2° Tous les confrères prêtres sont obligés à titre de justice de dire une messe pour tous les confrères défunts de la Congrégation. L’Assemblée générale de 1668 statua d’une manière préceptive que tous les prêtres de la Congrégation diraient cette messe. M. Cayla2, dans sa circulaire de 1788, déclare n’accorder la permission de disposer des honoraires qu’à condition qu’on rendra les suffrages ordinaires à nos morts. M. le Général m’a dit que cette disposition de la circulaire de M. Cayla était toujours en vigueur et qu’il n’entendait pas la révoquer. Ainsi un confrère qui serait infidèle sur le point en question, non seulement se rendrait coupable envers les confrères défunts et les supérieurs, mais encore serait injuste envers la Congrégation, à laquelle il volerait tous les honoraires qu’il s’approprierait, parce qu’il n’aurait pas rempli la condition à laquelle ils sont accordés.

3° La susdite obligation s’étend sans restriction au cas de la circulaire de l’an passé. Le nécrologe qu’elle renferme sans exception d’aucun Polonais, était adressé à tous les confrères qui étaient prêtres à cette époque. Ainsi a décidé M. le Général. Si vous n’êtes pas bien en règle sur tout ce qui précède, il ne vous reste donc qu’à vous y mettre, en .acquittant les messes arriérées : le très Honoré Père ne croit pas pouvoir dispenser en cela. Pour que vous soyez un peu moins chargé, je vous tiens quitte des 23 Fr. que j’avais avancés à votre sœur ; je vous prie de ne plus y penser.

4° L’Assemblée de 1688 exhorte aussi les prêtres de la maison où un confrère mourra, à dire deux messes de plus pour lui, si les obligations des fondations le permettent. Elle décrète encore qu’à l’avenir chacun de nos prêtres célébrera, autant que possible, une fois par mois le Saint-Sacrifice de la messe pour nos défunts en général (traduit textuellement de la 4e session). M. le Supérieur, sans bien se prononcer sur la nature de l’obligation dans ces deux derniers cas, ne pense pas que vous deviez revenir sur le passé. Oh ! si nos pauvres confrères défunts pouvaient nous députer un avocat, comme ils nous feraient rappeler cette divine maxime : in quâ mensurâ mensi fueritis, remetietur vobis.

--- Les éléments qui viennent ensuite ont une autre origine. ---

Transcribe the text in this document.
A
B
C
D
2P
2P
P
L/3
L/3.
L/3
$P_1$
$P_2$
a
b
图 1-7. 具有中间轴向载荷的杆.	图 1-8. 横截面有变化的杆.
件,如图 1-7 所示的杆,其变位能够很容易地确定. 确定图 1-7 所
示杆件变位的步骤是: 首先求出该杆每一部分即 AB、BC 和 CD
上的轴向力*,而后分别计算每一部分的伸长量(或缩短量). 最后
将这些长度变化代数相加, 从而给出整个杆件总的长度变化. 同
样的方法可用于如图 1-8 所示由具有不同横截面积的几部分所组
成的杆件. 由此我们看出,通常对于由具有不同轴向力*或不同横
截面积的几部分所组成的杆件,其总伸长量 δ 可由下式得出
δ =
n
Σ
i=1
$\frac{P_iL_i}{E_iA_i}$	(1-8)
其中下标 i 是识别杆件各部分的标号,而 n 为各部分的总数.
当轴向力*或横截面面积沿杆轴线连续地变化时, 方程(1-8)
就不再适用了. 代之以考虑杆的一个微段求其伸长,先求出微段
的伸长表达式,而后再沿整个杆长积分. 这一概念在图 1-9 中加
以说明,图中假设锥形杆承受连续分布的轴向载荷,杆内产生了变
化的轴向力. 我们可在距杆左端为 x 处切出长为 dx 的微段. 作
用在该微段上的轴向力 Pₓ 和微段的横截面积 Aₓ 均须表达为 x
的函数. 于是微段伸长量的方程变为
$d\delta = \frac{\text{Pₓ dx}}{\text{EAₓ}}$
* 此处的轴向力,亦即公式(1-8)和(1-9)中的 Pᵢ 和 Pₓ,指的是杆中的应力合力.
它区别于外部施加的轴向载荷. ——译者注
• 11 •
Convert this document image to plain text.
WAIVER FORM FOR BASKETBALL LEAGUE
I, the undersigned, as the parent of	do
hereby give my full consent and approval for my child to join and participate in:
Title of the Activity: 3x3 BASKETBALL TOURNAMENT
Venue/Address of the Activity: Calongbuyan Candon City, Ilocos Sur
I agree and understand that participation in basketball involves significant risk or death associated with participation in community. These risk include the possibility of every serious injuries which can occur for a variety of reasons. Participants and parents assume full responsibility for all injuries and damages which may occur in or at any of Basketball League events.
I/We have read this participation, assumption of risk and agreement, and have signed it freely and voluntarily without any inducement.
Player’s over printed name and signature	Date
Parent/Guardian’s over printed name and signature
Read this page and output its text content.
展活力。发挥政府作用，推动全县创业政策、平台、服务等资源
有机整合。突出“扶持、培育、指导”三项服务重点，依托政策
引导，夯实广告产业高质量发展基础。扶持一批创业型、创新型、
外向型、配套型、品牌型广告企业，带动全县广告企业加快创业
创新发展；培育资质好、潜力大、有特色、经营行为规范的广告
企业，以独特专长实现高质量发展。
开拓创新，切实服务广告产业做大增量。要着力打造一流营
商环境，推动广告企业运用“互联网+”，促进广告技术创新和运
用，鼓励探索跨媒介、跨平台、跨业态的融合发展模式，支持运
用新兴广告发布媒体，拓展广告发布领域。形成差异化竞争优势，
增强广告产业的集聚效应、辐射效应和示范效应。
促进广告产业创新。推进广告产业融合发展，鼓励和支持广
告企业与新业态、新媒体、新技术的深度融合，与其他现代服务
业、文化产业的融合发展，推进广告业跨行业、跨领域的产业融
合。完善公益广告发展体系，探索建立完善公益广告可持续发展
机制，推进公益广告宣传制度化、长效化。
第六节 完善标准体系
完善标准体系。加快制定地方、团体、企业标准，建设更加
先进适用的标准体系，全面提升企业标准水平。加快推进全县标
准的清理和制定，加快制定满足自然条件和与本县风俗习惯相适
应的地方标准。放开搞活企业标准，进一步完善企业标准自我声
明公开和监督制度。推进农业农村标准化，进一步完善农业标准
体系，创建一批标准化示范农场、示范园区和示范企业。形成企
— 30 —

5° Quant à la messe qui se dit tous les mois pour la conservation de l’esprit primitif de la Congrégation, voici ce qui en est. D’après le vœu et l’avis de l’Assemblée générale, M. Alméras3, dans une circulaire de 1668, recommanda, sans toutefois l’imposer, cette messe, ou une communion pour ceux qui ne sont pas prêtres. Ceci n’emporte pas, il est vrai, une obligation rigoureuse ; mais c’est là une pratique si belle, si utile, si respectable par son origine et par l’usage qui l’a consacrée qu’on a bien de la peine à concevoir qu’un bon missionnaire l’omette sans graves raisons. Je vous le demande, cher cousin, n’est-il pas aussi convenable de consacrer une seule messe à obtenir un esprit, auquel se rattachent tous nos intérêts présents et futurs et duquel dépend un bien incalculable pour la Religion, que d’en consacrer 20 ou 30 à opérer un bien individuel en faveur d’un parent ou d’un étranger ? etc., etc., et quand la Congrégation ne nous redemande qu’une si minime partie de ce qu’elle… pouvons-nous4 !…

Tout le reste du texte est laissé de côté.